End-to-End Parallel Efficiency and Robustness: in a typical "two dogs, one arm collaborative transport" task, DAG parallel scheduling collapses the movement action times of the two robot dogs, with overall completion time of 68-104 seconds. In end-to-end testing of 10 complex concurrent tasks, the first-run direct success rate was approximately 90%, but the system could automatically diagnose anomaly types, execute state resets, and reissue commands after failure, achieving a final success rate of 100%.

Technology Stack Overview

• ☁️ Cloud: LLM natural language parsing → DAG task tree generation
• 💡 Edge: Python + OpenClaw Framework | YOLOv8-Pose | RANSAC tabletop calibration | Ray intersection projection | Pure Pursuit | Adapter pattern multi-protocol communication
• 🤖 End: PuppyPi quadruped robot dog + Vansbot six-axis robot arm
• 📷 Perception: Intel RealSense D455 (1280×720 RGB-D)

The core value of this framework lies in bridging the semantic understanding capability of large models with the physical execution of low-compute hardware — enabling a group of "blind and mute" robots to collaborate under a unified Agent hub.
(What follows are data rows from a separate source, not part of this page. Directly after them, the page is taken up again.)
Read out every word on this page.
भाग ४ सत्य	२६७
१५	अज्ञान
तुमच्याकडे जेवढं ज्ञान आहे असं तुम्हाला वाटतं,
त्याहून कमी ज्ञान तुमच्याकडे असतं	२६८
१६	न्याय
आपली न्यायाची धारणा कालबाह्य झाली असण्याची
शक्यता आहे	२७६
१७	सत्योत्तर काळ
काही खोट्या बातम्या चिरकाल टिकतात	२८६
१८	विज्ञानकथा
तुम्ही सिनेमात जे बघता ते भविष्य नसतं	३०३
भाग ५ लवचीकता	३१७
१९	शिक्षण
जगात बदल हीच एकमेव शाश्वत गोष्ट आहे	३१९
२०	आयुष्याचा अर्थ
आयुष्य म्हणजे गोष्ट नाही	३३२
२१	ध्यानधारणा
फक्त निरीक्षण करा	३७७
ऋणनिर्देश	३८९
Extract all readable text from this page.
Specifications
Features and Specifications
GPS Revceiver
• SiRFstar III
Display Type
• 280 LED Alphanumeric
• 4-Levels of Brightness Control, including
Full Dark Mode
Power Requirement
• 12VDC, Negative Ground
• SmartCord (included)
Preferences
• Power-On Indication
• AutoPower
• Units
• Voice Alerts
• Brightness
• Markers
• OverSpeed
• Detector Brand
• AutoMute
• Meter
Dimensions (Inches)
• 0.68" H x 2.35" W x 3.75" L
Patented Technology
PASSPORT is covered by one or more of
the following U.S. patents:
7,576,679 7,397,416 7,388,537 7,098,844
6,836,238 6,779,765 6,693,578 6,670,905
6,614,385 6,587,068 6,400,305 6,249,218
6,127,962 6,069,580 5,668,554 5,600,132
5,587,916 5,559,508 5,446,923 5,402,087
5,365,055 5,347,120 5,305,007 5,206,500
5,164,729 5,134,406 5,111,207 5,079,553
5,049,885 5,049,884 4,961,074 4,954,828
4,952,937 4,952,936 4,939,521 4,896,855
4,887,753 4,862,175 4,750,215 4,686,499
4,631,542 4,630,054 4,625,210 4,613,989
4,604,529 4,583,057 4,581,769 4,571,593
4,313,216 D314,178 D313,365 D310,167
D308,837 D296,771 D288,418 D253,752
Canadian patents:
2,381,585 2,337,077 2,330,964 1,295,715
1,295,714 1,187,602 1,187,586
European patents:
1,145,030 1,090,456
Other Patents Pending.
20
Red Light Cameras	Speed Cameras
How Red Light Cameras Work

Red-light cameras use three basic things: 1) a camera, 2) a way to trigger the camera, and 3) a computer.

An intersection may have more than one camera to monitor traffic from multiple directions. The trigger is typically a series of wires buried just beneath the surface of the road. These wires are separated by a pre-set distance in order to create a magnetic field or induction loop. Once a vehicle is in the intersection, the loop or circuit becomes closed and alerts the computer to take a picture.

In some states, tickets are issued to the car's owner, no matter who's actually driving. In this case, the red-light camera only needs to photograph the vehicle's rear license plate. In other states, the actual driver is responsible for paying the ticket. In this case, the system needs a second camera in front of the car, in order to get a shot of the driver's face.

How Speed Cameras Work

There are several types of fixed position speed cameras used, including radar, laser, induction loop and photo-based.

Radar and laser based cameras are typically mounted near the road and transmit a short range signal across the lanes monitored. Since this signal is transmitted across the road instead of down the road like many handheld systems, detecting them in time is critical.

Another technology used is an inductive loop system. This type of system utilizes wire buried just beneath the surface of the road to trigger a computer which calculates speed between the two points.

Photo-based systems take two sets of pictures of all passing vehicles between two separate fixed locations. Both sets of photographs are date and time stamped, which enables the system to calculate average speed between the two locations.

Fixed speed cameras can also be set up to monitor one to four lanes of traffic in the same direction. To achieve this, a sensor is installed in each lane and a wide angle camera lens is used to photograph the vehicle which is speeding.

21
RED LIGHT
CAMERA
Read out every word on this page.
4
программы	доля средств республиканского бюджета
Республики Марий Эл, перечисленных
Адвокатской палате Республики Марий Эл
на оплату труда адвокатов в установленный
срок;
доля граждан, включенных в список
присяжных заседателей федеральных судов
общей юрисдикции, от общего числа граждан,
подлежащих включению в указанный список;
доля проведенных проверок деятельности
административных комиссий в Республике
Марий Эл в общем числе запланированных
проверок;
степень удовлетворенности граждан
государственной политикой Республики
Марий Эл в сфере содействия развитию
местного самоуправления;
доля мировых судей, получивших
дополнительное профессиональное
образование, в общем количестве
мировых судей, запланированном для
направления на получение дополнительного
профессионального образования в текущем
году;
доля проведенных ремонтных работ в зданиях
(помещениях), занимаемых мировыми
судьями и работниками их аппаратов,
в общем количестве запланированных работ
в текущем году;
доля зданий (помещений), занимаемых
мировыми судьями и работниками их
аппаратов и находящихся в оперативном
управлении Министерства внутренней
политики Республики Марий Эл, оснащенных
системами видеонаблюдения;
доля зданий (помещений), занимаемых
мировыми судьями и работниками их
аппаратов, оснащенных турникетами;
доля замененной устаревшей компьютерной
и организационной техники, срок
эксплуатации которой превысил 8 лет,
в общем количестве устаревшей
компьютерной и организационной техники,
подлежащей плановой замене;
More importantly, it is not a paper design, but a complete engineering system that runs end-to-end on real hardware and withstands quantitative validation.

The Vansbot six-axis robot arm in this project inherits the visual perception and natural language control capabilities from the earlier GLM-4V Intelligent Robot Arm Project, and on this foundation, it was integrated into the multi-robot system through OpenClaw unified scheduling. Code is open source: Multi-Robot Collaboration Framework | Robot Dog Autonomous Navigation System.